芝の感触、膝の入り、呼吸が一拍遅れた瞬間。
「残念ながら、今からトップスピードを上げる時間的猶予はない。だから……」
千尋は、少しだけ声を低くした。
「落とさない逃げを作る」
サロメは顔を上げる。
「……落とさない?」
「ええ、速くならなくていい。 “遅くならない”ことだけを、徹底するの……一週間でできるのは、それだけよ。

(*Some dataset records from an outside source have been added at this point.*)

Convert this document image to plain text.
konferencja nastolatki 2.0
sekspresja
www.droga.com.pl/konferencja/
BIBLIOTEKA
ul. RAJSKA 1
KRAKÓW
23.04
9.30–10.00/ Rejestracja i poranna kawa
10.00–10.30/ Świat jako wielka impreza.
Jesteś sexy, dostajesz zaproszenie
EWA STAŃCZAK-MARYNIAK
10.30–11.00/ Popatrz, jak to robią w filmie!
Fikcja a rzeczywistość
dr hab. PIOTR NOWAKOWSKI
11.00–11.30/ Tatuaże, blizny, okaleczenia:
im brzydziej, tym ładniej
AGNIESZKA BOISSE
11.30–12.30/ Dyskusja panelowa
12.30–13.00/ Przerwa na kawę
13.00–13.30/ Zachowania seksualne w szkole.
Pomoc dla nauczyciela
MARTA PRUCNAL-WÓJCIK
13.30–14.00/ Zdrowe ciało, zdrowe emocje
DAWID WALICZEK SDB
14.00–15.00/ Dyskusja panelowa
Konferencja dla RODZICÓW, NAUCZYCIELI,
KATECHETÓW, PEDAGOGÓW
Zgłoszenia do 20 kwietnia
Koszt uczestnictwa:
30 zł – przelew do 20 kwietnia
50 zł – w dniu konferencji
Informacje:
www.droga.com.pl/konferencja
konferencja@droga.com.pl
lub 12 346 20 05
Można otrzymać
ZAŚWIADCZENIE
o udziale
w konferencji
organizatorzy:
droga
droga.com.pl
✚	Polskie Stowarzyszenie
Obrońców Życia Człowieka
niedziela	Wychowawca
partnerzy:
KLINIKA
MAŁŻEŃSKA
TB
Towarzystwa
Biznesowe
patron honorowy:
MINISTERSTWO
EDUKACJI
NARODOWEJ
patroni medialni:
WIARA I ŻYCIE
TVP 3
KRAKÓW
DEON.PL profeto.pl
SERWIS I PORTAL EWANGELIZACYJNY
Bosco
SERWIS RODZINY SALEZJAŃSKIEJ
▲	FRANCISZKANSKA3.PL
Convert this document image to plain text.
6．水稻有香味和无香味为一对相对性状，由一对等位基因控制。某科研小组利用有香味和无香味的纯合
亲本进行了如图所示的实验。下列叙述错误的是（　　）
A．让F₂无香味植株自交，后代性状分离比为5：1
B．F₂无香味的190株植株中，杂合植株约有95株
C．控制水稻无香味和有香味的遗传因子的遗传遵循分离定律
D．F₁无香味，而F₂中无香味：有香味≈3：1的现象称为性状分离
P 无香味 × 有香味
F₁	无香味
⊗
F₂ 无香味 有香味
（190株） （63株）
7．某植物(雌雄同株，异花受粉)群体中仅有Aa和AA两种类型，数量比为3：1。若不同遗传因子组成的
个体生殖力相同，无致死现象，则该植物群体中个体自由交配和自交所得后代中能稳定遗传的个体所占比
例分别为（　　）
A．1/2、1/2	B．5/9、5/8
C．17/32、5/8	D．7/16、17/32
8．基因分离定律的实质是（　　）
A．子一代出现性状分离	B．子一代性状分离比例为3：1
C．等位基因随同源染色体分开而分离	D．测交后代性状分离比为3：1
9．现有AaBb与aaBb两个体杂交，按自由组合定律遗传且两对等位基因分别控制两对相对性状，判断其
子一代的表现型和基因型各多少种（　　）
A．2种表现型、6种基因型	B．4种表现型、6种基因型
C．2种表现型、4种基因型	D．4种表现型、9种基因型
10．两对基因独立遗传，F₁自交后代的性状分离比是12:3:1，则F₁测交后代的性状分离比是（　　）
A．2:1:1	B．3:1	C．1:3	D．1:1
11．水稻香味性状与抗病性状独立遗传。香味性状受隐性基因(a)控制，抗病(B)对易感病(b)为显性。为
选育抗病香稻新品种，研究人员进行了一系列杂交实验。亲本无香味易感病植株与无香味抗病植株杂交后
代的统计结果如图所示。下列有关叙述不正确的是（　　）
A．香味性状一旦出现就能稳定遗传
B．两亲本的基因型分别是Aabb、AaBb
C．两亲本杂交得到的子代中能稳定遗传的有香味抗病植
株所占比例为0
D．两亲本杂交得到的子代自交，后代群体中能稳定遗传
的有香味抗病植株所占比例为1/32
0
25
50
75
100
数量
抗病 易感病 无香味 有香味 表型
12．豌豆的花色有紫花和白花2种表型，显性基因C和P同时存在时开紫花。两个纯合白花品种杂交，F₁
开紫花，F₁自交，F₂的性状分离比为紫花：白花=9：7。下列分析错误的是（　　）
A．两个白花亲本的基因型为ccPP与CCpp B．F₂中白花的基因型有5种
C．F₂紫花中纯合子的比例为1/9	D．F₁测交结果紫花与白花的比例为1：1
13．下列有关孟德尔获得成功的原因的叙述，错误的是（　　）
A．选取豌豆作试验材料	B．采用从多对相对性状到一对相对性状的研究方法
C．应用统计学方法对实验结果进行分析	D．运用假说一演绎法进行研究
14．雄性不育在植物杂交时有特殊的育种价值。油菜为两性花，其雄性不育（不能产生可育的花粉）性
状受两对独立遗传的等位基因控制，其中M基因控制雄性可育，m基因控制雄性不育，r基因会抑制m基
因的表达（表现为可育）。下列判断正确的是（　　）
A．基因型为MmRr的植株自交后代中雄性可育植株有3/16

」
千尋はそう理解している。
(本当は、もう一段階上のスピードが欲しい……でも、今それを言っても意味はない)
サロメは沈黙したまま、噛みしめるように考える。
「……正直なところ、不安は消えませんわ。」
その言葉は、弱音というより報告だった。
「私がレースで逃げても、後ろから来る他の方に差される未来が、何度も浮かびます」
千尋はすぐに否定しない。
「不安があるのは当然よ? それだけ、ちゃんと自分の現状での力を理解している証だわ。」
サロメは苦笑する。
「上澄みの世界である重賞で、勝ったはずなのに、全然勝った気がしなくて……」
フラワーカップでの歓声が、一瞬だけ脳裏をよぎる。 だが、それよりも強く残っているのは、“この先で通用するのか”という疑問。
千尋はその言葉を、静かに受け取る。
「だから、桜花賞を回避した」
サロメは頷いた。
「距離は同じでも、あそこは“瞬間”の世界です。 今の私では、届かないと思いました」
「NHKマイルは?」
「……まだ、届くかもしれない」
千尋は、胸の奥で息を詰めた。
(これは……賭けですね。)
だが、それを口にはしない。
「じゃあ、やることは簡単よ?」
ホワイトボードに、最後の線を引く。
「前半、無理に飛ばさない事、中盤、絶対に緩めない事、各コーナーで、“考えずに”決断する事よ?」
サロメは小さく笑った。
「それ、リアさんみたいですね?」
いつの間にか床に寝転がっていたリアルデュークが顔を上げる。
「うぃっ?」
千尋も、少しだけ笑う。
「そうよ? 考えすぎないって、ある場面では強力な武器にもなるのよ?」
サロメは深く息を吸い、吐いた。
「……やりますわ。逃げて、逃げ切る準備を!」
千尋は頷くが、内心では時計の針を思い浮かべている。
(残り一週間……削れるものは、もう少ないですね)
それでも、やるしかない。
「リアちゃん?」
名前を呼ばれて、視線が合う。
「うぃっ?」
「あなたは、メイクデビューに向けて、“待つ”練習をするわよ?」
リアルデュークは首を傾げる。
「……待つ?」
「全部出さなくていい。これから練習で覚えるタイミングまで、全力を出さない練習。」
少し間があって、
「ん〜、……うぃっ!」
短く、しかし確かな返事。
サロメはその様子を見て、ふっと肩の力を抜いた。
(私が不安になる分、リアさんは、迷わない)
プレハブの外では、芝が風に揺れている。
時間は足りない。
準備も万全とは言えない。
それでも、やると決めた。
逃げ続けると、決めた。
一週間後、自分は前にいる。
その一点だけを、信じて。
※細かい位置ズレを修正。 中身は変わっていません。